The report further states that there were no known registered Bosnian citizens who attempted to travel to foreign battlefields in 2021, although some foreign terrorism fighters (FTF) and family members remain in Iraq and Syria.
“Bosnia and Herzegovina continues to be a willing partner in repatriation of FTFs, and in July established an interagency coordinating body to oversee future repatriation efforts. On CT investigations, interpersonal and interagency infighting and stovepiping undermine fully effective cooperation,” the report states.
Bosnian authorities did not report any terrorist incidents in 2021.
“The adoption of a new national Strategy for the Prevention and the Fight Against Terrorism 2020-24 remains delayed despite the previous strategy’s expiration in 2020. In May the Bosnia and Herzegovina Council of Ministers appointed an interagency working group to draft the new strategy, which is still under way. In March the BiH Ministry of Security formed an interagency coordination body to develop a plan for the repatriation, prosecution, or reintegration of alleged FTFs and their family members in Iraq and Syria.
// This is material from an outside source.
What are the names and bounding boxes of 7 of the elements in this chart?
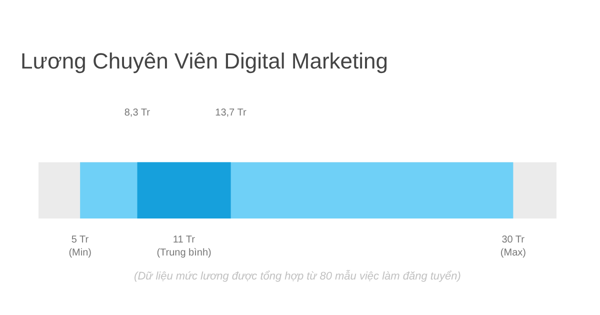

The Coordination Body was finalizing the whole-of-government plan at the end of 2021. The Ministry of Security counterterrorism (CT) Section increased staffing with the appointment of an assistant minister and a new head of CT,” the State Department said.
They praised the State Investigation and Protection Agency (SIPA) saying ot continued to be the lead law enforcement unit performing CT functions but noted that its effectiveness remains limited owing to poor cooperation with the State Prosecutor’s Office (SPO) and, at times, poor investigatory practices.
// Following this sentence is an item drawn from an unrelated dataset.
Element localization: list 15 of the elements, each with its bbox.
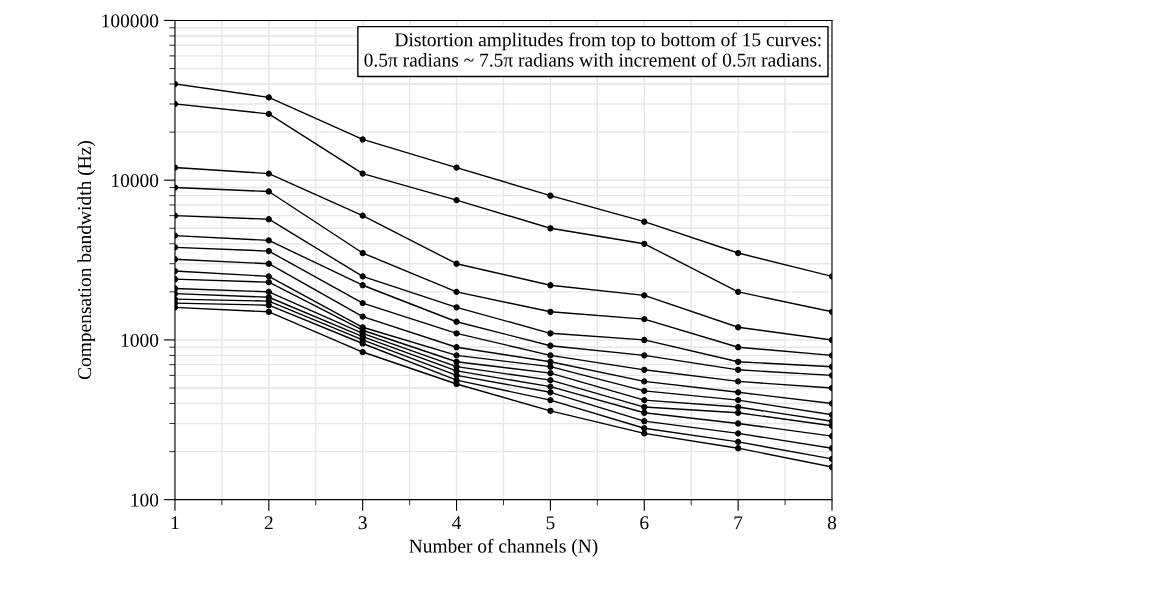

The report noted that Bosnia does not have clear regulations and guidelines that govern cooperation among prosecutors, law enforcement, and the intelligence community in national security investigations.
“Ongoing disagreements over state-versus-entity competencies prevented progress on updating laws and regulations governing the collection and use of airline passenger information in line with international standards,” they said.
Assessing the issue of Financing of Terrorism the State Department report states that due to the current political crisis, little progress was made in updating the country’s Anti-Money Laundering and Countering the Financing of Terrorism legislation.
“Bosnia and Herzegovina also did not complete its National Risk Assessment, as required by MONEYVAL. Bosnia and Herzegovina initiated its first Financing of Terrorism case in 2021 involving a dual Bosnia and Herzegovina and Swiss citizen who allegedly provided funds to her husband, a member of ISIS fighting in Syria at the time. While the indictment is a sign of some progress for Bosnia and Herzegovina, the SPO still needs to develop its capacity to investigate terrorist financing cases,” the report notes. “Additionally, the Bosnia and Herzegovina judiciary still tends to treat alleged terrorists lightly. This is especially true with female defendants whom Bosnia and Herzegovina authorities almost universally disregard as possible criminals.”